Call your doctor if you experience difficulty sleeping; mood changes; nervousness; irritability; difficulty concentrating; indigestion; nausea; vomiting (especially material that looks like coffee grounds); diarrhea; black, tarry stools; slurred speech; headache; extreme drowsiness; yellowing of the skin or eyes; hallucinations or severe confusion; vivid dreams, or changes in behavior. These symptoms may be early indicators of an awe-inspiring musical listening experience and may require immediate medical treatment.
What is Some Girls?
Some Girls falls into an unclassifiable genre of music which straddles hardcore, grindcore and other extreme forms. It affects chemicals in the brain and may result in happiness or cause anxiety, insomnia and seizures. This particular dose features Karen O from the Yeah Yeah Yeahs, lasts for just over six minutes and is not unlike slamming face-first onto concrete with nothing to break the fall. It is used to treat boredom with other musical styles, frustration with a lack of experimentation and adventure, and general malaise about contemporary society. It is also an effective treatment for constipation.
Who should not listen to Some Girls?
No one. Some Girls is suitable for listening by everyone, including small children. To date, no birth defects have been reported as a result of listening to Some Girls during pregnancy.
How should I listen to Some Girls?
Frequently and at high volumes.
What happens if I overdose?
In the extremely unlikely event that you manage to listen to too much Some Girls, enjoy it. Very few people have managed that accomplishment.
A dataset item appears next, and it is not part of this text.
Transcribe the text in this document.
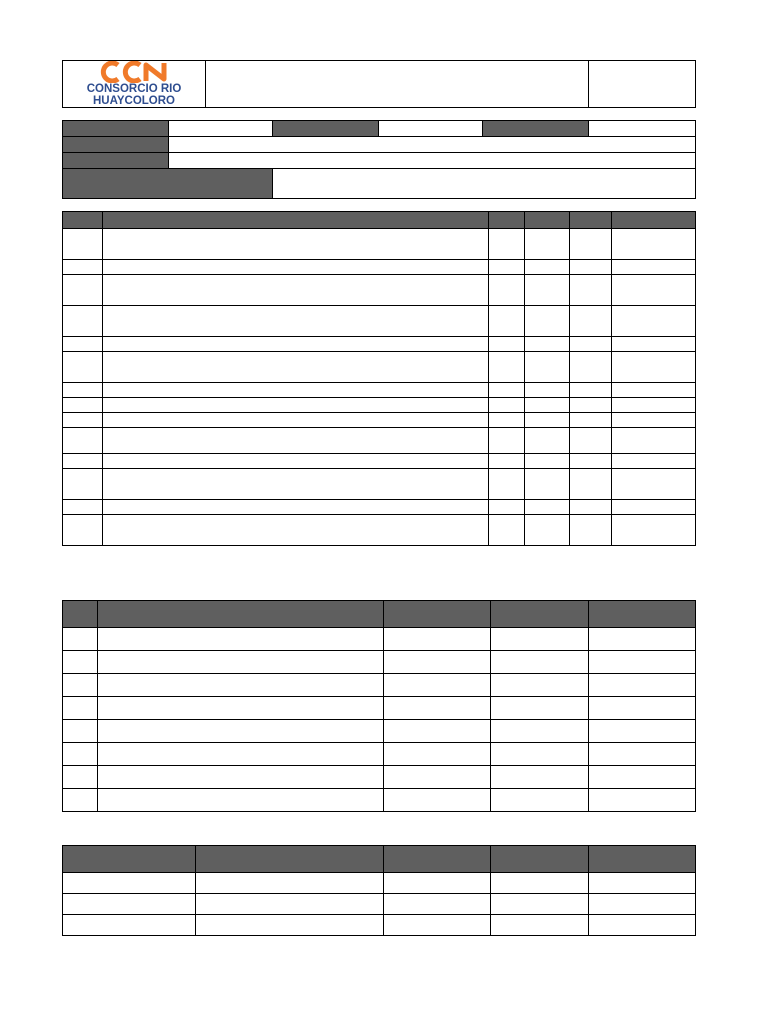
CONSORCIO RIO
HUAYCOLORO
(End notes: 1. All of the side effects listed above are possible side effects of meds I've been on in the last month. Go me. 2. Having actually fallen off of a fence from 10 feet up and landed face-first on concrete, this is an accurate description of how fierce this record really is. 3. Totally true. My girlfriend's kid likes it and she's pushing 4. She also likes to play scary songs on guitar. 4. This is one of the best records I've heard so far this year. It's challenging and offers no easy answers or even easy questions.)
"The DNA Will Have It's Say" CD EP (Three One G)
(Super-Extended Rock Critic Codeine Trance Mix)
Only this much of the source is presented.